Un mal uso del exceso
por Carlos LosillaHay un momento en Mommy (2014), el anterior largometraje de Xavier Dolan, que me parece por completo representativo de su cine. El adolescente protagonista sale a la calle, liberado de uno de sus múltiples conflictos con su madre, y el formato de pantalla, hasta entonces cuadrado, se abre como una cortina hacia los lados, convirtiéndose en panorámico. Es una estrategia habitual en estos días, cuando el cine atraviesa una etapa abiertamente dubitativa respecto a sus nuevos modos de representación, pero, como todo en este complicado mundo, se puede hacer bien o mal, de manera que tenga un sentido dramático y expresivo o que solo sea una manera de exhibicionismo más. En el caso de Mommy, confieso que no sé qué pensar: por un lado, ese instante procura una emoción momentánea pero genuina, permite respirar al espectador tras minutos y minutos agobiantes; por otro, es un recurso fácil, un truco cuyo efecto termina poco después de haberse producido. Pues bien, ese es el talante del cine de Dolan y, de nuevo, de su último trabajo, Solo el fin del mundo: casi siempre, por lo menos para este crítico, lo que en un primer momento nos ha parecido inventivo y emocionante, se revela tramposo y efectista poco después.
Solo el fin del mundo responde a dos de los elementos más queridos del cine de Dolan, ya desde sus primera películas, las sorprendentes J’ai tué ma mère (2009) y Les amours imaginaires (2010). El primero de ellos es su obsesión por la familia y, en concreto, por la figura de la madre, núcleo de amores desgarrados y ambiguos, pero también de conflictos y odios desaforados. El segundo se centra en su querencia por estructuras dramáticas desquiciadas, exageradas, que subrayan las emociones hasta límites casi paródicos. No es de extrañar, en este sentido, que por fin haya recurrido a las que deben de ser sus fuentes originales, pues Solo el fin del mundo, por mucho que se base en una pieza de Jean-Luc Lagarce, tiene más que ver con el teatro norteamericano de Tennessee Williams o William Inge, al tiempo que se reconoce en los angry Young men británicos de los 60, por ejemplo en Allan Sillitoe o John Osborne. Veamos. Un joven escritor, enfermo terminal, regresa a la casa de su familia para comunicar la noticia y, de algún modo, intentar una reconciliación con aquel mundo tan doloroso e inextricable para él. Desfilan entonces los personajes típicos de este tipo de esquemas: la madre posesiva, la hermana ahogada por el ambiente, el hermano malhumorado y rencoroso… Nada nuevo bajo el sol, si no fuera por el estilo desgarrado de Dolan, a base de histriónicos primeros planos y rupturas constantes de la continuidad dramática, que finalmente se convierte en puro fuego de artificio, en pura vacuidad.

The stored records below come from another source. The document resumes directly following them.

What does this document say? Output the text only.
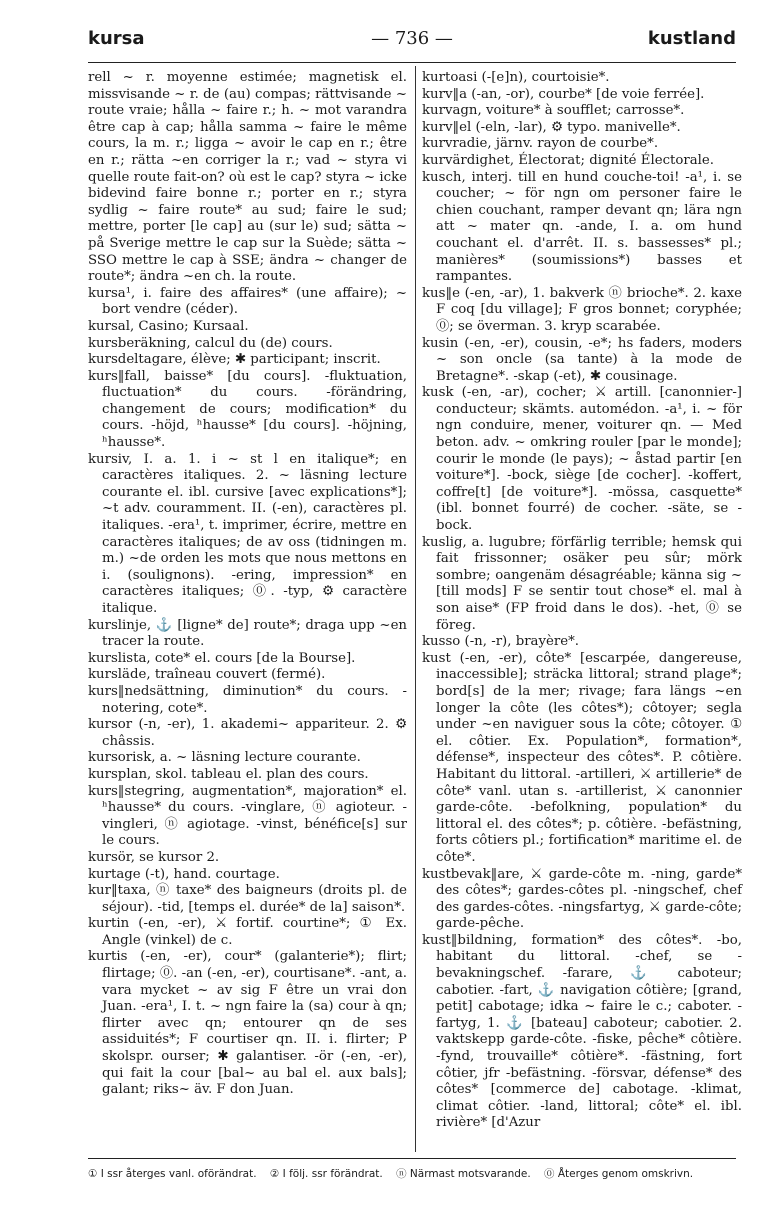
kursa	— 736 —	kustland

rell ~ r. moyenne estimée; magnetisk el. missvisande ~ r. de (au) compas; rättvisande ~ route vraie; hålla ~ faire r.; h. ~ mot varandra être cap à cap; hålla samma ~ faire le même cours, la m. r.; ligga ~ avoir le cap en r.; être en r.; rätta ~en corriger la r.; vad ~ styra vi quelle route fait-on? où est le cap? styra ~ icke bidevind faire bonne r.; porter en r.; styra sydlig ~ faire route* au sud; faire le sud; mettre, porter [le cap] au (sur le) sud; sätta ~ på Sverige mettre le cap sur la Suède; sätta ~ SSO mettre le cap à SSE; ändra ~ changer de route*; ändra ~en ch. la route.

kursa¹, i. faire des affaires* (une affaire); ~ bort vendre (céder).

kursal, Casino; Kursaal.

kursberäkning, calcul du (de) cours.

kursdeltagare, élève; ✱ participant; inscrit.

kurs‖fall, baisse* [du cours]. -fluktuation, fluctuation* du cours. -förändring, changement de cours; modification* du cours. -höjd, ʰhausse* [du cours]. -höjning, ʰhausse*.

kursiv, I. a. 1. i ~ st l en italique*; en caractères italiques. 2. ~ läsning lecture courante el. ibl. cursive [avec explications*]; ~t adv. couramment. II. (-en), caractères pl. italiques. -era¹, t. imprimer, écrire, mettre en caractères italiques; de av oss (tidningen m. m.) ~de orden les mots que nous mettons en i. (soulignons). -ering, impression* en caractères italiques; ⓪. -typ, ⚙ caractère italique.

kurslinje, ⚓ [ligne* de] route*; draga upp ~en tracer la route.

kurslista, cote* el. cours [de la Bourse].

kursläde, traîneau couvert (fermé).

kurs‖nedsättning, diminution* du cours. -notering, cote*.

kursor (-n, -er), 1. akademi~ appariteur. 2. ⚙ châssis.

kursorisk, a. ~ läsning lecture courante.

kursplan, skol. tableau el. plan des cours.

kurs‖stegring, augmentation*, majoration* el. ʰhausse* du cours. -vinglare, ⓝ agioteur. -vingleri, ⓝ agiotage. -vinst, bénéfice[s] sur le cours.

kursör, se kursor 2.

kurtage (-t), hand. courtage.

kur‖taxa, ⓝ taxe* des baigneurs (droits pl. de séjour). -tid, [temps el. durée* de la] saison*.

kurtin (-en, -er), ⚔ fortif. courtine*; ① Ex. Angle (vinkel) de c.

kurtis (-en, -er), cour* (galanterie*); flirt; flirtage; ⓪. -an (-en, -er), courtisane*. -ant, a. vara mycket ~ av sig F être un vrai don Juan. -era¹, I. t. ~ ngn faire la (sa) cour à qn; flirter avec qn; entourer qn de ses assiduités*; F courtiser qn. II. i. flirter; P skolspr. ourser; ✱ galantiser. -ör (-en, -er), qui fait la cour [bal~ au bal el. aux bals]; galant; riks~ äv. F don Juan.

kurtoasi (-[e]n), courtoisie*.

kurv‖a (-an, -or), courbe* [de voie ferrée].

kurvagn, voiture* à soufflet; carrosse*.

kurv‖el (-eln, -lar), ⚙ typo. manivelle*.

kurvradie, järnv. rayon de courbe*.

kurvärdighet, Électorat; dignité Électorale.

kusch, interj. till en hund couche-toi! -a¹, i. se coucher; ~ för ngn om personer faire le chien couchant, ramper devant qn; lära ngn att ~ mater qn. -ande, I. a. om hund couchant el. d'arrêt. II. s. bassesses* pl.; manières* (soumissions*) basses et rampantes.

kus‖e (-en, -ar), 1. bakverk ⓝ brioche*. 2. kaxe F coq [du village]; F gros bonnet; coryphée; ⓪; se överman. 3. kryp scarabée.

kusin (-en, -er), cousin, -e*; hs faders, moders ~ son oncle (sa tante) à la mode de Bretagne*. -skap (-et), ✱ cousinage.

kusk (-en, -ar), cocher; ⚔ artill. [canonnier-] conducteur; skämts. automédon. -a¹, i. ~ för ngn conduire, mener, voiturer qn. — Med beton. adv. ~ omkring rouler [par le monde]; courir le monde (le pays); ~ åstad partir [en voiture*]. -bock, siège [de cocher]. -koffert, coffre[t] [de voiture*]. -mössa, casquette* (ibl. bonnet fourré) de cocher. -säte, se -bock.

kuslig, a. lugubre; förfärlig terrible; hemsk qui fait frissonner; osäker peu sûr; mörk sombre; oangenäm désagréable; känna sig ~ [till mods] F se sentir tout chose* el. mal à son aise* (FP froid dans le dos). -het, ⓪ se föreg.

kusso (-n, -r), brayère*.

kust (-en, -er), côte* [escarpée, dangereuse, inaccessible]; sträcka littoral; strand plage*; bord[s] de la mer; rivage; fara längs ~en longer la côte (les côtes*); côtoyer; segla under ~en naviguer sous la côte; côtoyer. ① el. côtier. Ex. Population*, formation*, défense*, inspecteur des côtes*. P. côtière. Habitant du littoral. -artilleri, ⚔ artillerie* de côte* vanl. utan s. -artillerist, ⚔ canonnier garde-côte. -befolkning, population* du littoral el. des côtes*; p. côtière. -befästning, forts côtiers pl.; fortification* maritime el. de côte*.

kustbevak‖are, ⚔ garde-côte m. -ning, garde* des côtes*; gardes-côtes pl. -ningschef, chef des gardes-côtes. -ningsfartyg, ⚔ garde-côte; garde-pêche.

kust‖bildning, formation* des côtes*. -bo, habitant du littoral. -chef, se -bevakningschef. -farare, ⚓ caboteur; cabotier. -fart, ⚓ navigation côtière; [grand, petit] cabotage; idka ~ faire le c.; caboter. -fartyg, 1. ⚓ [bateau] caboteur; cabotier. 2. vaktskepp garde-côte. -fiske, pêche* côtière. -fynd, trouvaille* côtière*. -fästning, fort côtier, jfr -befästning. -försvar, défense* des côtes* [commerce de] cabotage. -klimat, climat côtier. -land, littoral; côte* el. ibl. rivière* [d'Azur

① I ssr återges vanl. oförändrat. ② I följ. ssr förändrat. ⓝ Närmast motsvarande. ⓪ Återges genom omskrivn.
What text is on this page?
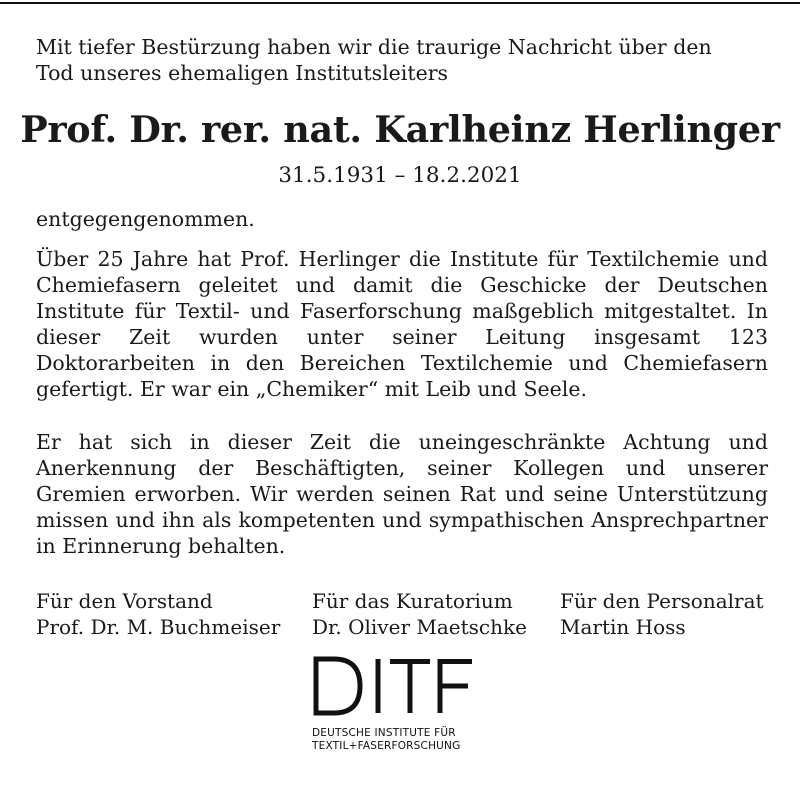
Mit tiefer Bestürzung haben wir die traurige Nachricht über den
Tod unseres ehemaligen Institutsleiters
Prof. Dr. rer. nat. Karlheinz Herlinger
31.5.1931 – 18.2.2021

entgegengenommen.

Über 25 Jahre hat Prof. Herlinger die Institute für Textilchemie und Chemiefasern geleitet und damit die Geschicke der Deutschen Institute für Textil- und Faserforschung maßgeblich mitgestaltet. In dieser Zeit wurden unter seiner Leitung insgesamt 123 Doktorarbeiten in den Bereichen Textilchemie und Chemiefasern gefertigt. Er war ein „Chemiker“ mit Leib und Seele.

Er hat sich in dieser Zeit die uneingeschränkte Achtung und Anerkennung der Beschäftigten, seiner Kollegen und unserer Gremien erworben. Wir werden seinen Rat und seine Unterstützung missen und ihn als kompetenten und sympathischen Ansprechpartner in Erinnerung behalten.

Für den Vorstand
Prof. Dr. M. Buchmeiser
Für das Kuratorium
Dr. Oliver Maetschke
Für den Personalrat
Martin Hoss
DEUTSCHE INSTITUTE FÜR
TEXTIL+FASERFORSCHUNG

El problema no es que Dolan prefiera el exceso a la observación paciente. El problema reside en que ese estilo desquiciado se aplica al material de partida como a la fuerza, con calzador, nunca surge espontáneamente de un trabajo riguroso de puesta en escena. Dolan utiliza la cámara como si fuera una ametralladora y, a partir de ahí, no comparece ninguna emoción auténtica, solo andanadas melodramáticas que impactan más por su esquemática superficialidad que por el trabajo con personajes y situaciones. Y de este modo, esa historia familiar, que debería ser una puesta al día del cine de Cassavetes o Almodóvar, se convierte en una función de títeres más bien pirotécnica, donde no importan tanto las motivaciones de los personajes, o el modo en que Dolan los mira, como sus rasgos más caricaturescos, subrayados por una concepción del cine más cercana al espectáculo circense que al arte de crear imágenes con sentido.
A favor: un grupo de actores extraordinario, aunque un poco perdido en medio de la desorientación general.
En contra: La película no tiene conciencia de los límites entre un melodrama excesivo y una caricatura llorona.